“No puedo vivir angustiado, sólo mirando para atrás; mi angustia son los que van a venir, porque el mundo de atrás no lo puedo arreglar. Quiero que los orientales se encuentren, quiero que no tengan que odiar, que no tengan cosas que perdonar, que no tengan cosas que olvidar”, afirmó el presidente José Mujica en una rueda de prensa en Porto Alegre, donde se encontraba de visita oficial, ante la pregunta sobre la posibilidad de liberar a los presos mayores de 70 años, entre los que estarían varios militares procesados por violar sistemáticamente los derechos humanos durante la dictadura civil-militar. Expresiones similares realizó hace unos días su esposa, senadora y primera dama, Lucía Topolansky con el argumento de que “no es bueno tener gente vieja en las cárceles”. De acuerdo a esta propuesta, es lo mismo ser mayor de 70 años y estar en una cárcel VIP que tener la misma edad pero vivir hacinado en una cárcel común.
Lo peor no es la propuesta en sí, lo peor es pensar y actuar desde una perspectiva de izquierda sin reflexionar sobre las implicancias de la violencia política y el terrorismo de Estado. Es cierto, con todo derecho y como políticos que son, pueden plantear lo que consideren conveniente. Pero lo que no pueden hacer es eludir el debate sobre el pasado escudados en argumentos humanitaristas. Y esta propuesta anula esa discusión. En el caso específico de los militares y civiles no hablamos solo de “viejitos” que están llegando al final de sus vidas. Son hombres hasta no hace mucho impunes, que elaboraron o participaron en un plan de exterminio y de violación a los derechos humanos delante del cual ningún valor y ninguna ideología puede encontrar justificación. Si no es ético mantener a septuagenarios presos, ¿lo es ir a visitar a un general en actividad acusado de estrangular a una muchachita indefensa? En el caso de los ex guerrilleros que también son hombres y mujeres que, en una circunstancia histórica específica, adoptaron decisiones extremas. Discutir públicamente su accionar tendría repercusiones en su imagen, pero colaboraría en la posibilidad de pensar un proyecto de país más democrático.
Nosotros, los ciudadanos que gozamos de un Uruguay democrático, que festejamos cada edición del Latinobarómetro, hemos contraído una deuda con los sindicalistas, los militantes políticos y sociales, que hicieron todo lo posible para llegar a este presente. Pero una democracia amnésica, que no mira su pasado, es frágil, y más frágil lo es en un continente que ha conocido (y conoce) dictaduras, golpes de Estado y nostalgias de la mano dura. Por ende, no se trata de poner en cuestión las virtudes del humanitarismo, sino analizar e interpretar la violencia política y sus consecuencias. Esta versión conservadora y simplista del humanitarismo, que lo presenta como el corolario del fin de un combate, anula cualquier debate.

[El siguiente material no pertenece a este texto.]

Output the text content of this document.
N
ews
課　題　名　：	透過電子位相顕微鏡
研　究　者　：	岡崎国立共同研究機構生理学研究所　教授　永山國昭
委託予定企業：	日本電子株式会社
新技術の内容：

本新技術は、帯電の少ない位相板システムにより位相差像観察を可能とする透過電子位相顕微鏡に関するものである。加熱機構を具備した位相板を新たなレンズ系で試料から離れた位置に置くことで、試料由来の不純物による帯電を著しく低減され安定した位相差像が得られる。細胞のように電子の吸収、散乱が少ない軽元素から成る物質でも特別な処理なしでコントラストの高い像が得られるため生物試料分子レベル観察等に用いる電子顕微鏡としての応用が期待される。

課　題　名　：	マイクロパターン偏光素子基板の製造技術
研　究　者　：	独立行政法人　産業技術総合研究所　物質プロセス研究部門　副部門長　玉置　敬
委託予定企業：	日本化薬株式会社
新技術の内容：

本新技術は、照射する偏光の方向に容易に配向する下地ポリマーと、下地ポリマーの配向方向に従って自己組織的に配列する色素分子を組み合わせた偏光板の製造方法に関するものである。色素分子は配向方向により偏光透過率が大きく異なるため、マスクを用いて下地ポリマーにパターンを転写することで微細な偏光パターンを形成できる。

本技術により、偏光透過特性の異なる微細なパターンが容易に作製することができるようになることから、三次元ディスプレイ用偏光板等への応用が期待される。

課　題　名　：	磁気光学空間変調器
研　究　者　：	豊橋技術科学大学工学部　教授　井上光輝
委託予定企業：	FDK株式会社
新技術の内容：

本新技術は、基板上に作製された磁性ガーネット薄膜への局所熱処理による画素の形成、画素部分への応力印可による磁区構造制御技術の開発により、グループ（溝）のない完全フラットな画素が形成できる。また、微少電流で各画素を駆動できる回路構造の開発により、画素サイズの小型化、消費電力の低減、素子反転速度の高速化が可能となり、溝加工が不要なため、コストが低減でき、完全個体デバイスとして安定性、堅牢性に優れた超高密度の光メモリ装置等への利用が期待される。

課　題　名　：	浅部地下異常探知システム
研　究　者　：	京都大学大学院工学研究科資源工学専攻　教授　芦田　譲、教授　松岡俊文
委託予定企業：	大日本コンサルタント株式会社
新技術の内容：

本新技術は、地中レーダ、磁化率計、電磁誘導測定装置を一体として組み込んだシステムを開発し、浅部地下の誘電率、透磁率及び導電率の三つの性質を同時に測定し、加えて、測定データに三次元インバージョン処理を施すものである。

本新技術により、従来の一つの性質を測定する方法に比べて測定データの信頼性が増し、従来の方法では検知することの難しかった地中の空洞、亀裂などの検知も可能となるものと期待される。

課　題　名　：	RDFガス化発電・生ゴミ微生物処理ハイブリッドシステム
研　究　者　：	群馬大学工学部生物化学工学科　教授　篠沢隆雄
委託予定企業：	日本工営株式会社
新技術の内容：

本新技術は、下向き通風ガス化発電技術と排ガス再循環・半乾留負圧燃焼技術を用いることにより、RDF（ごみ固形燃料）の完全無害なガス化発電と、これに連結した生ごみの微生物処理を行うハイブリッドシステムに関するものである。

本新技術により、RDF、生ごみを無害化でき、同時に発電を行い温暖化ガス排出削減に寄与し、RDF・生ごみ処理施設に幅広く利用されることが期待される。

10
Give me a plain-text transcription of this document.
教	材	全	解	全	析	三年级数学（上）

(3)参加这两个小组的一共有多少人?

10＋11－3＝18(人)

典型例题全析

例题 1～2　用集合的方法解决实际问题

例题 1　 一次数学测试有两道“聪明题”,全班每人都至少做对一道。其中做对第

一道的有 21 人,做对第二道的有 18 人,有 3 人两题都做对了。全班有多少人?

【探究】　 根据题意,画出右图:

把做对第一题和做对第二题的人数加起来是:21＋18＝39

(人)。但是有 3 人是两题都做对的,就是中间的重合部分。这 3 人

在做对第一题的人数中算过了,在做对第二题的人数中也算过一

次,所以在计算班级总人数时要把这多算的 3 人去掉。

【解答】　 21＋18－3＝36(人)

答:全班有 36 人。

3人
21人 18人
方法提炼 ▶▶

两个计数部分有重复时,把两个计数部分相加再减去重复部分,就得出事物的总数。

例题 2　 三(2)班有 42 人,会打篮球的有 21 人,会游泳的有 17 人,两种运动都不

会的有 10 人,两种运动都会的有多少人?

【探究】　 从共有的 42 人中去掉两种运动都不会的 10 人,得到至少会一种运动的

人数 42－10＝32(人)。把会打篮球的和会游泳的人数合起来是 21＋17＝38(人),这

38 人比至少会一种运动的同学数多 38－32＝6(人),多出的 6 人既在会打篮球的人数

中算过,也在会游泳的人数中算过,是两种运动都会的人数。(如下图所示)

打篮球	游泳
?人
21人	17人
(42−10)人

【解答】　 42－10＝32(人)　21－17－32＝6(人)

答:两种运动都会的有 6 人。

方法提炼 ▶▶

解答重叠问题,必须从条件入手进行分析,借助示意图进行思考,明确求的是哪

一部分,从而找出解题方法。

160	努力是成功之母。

El presidente, por más que sea presentado como un “viejo sabio”, no es un guardián del pasado; pero, desde su ámbito, puede colaborar en la interpretación de ese pasado antes que pregonar la reconciliación y la unidad nacional. La sociedad debería conocer las atrocidades que cometieron los militares uruguayos y también por qué murió Pascasio Baez. No para ponerlas en un pie de igualdad.
Nada justifica una cosa o la otra. Nada las hace iguales. Es porque estos actos (como otros) exigen una explicación. Colaborar en ese sentido pondría al presidente a la altura de las tareas de la hora. Por el contrario, sin un balance sobre el pasado es inviable cualquier horizonte estratégico, y deseable, de una nueva política de izquierda. El filósofo alemán Karl Jaspers nos enseñó, reflexionando sobre su propia impasibilidad ante el nazismo, que la falta de castigo en un crimen repercute en el ámbito político ya que aquellos que pudieron hacer algo para sancionar al criminal y no lo hicieron también tienen cierto grado de responsabilidad. No hay duda, la impunidad revela mucho de la esencia estatal. Sería bueno que a caballo del planteo sobre la conveniencia de la prisión domiciliaria en el caso de los mayores de 70 años, alguien desde el gobierno hiciera un llamamiento para cuestionar si es humanitario que la legislación ampare a torturadores, o sobre las limitantes del orden institucional vigente, las injusticias que encierra y la posibilidad de extender sus potencialidades en vez de considerarlo algo eterno y dado.
La discusión sobre la violencia política y la violación a los derechos humanos seguirá vigente porque ninguna liberación de septuagenarios eliminará su presencia. Su existencia es una llaga social, para la izquierda, la derecha, los apolíticos y todos los que vengan. Intentar eliminarla anteponiendo declaraciones abstractas es una banalidad, un acto de pereza intelectual gigantesco y una irresponsabilidad importante. Si el presidente desea que los “orientales” no tengan “cosas que odiar” tampoco deberían substraerse del debate con argumentos simplistas.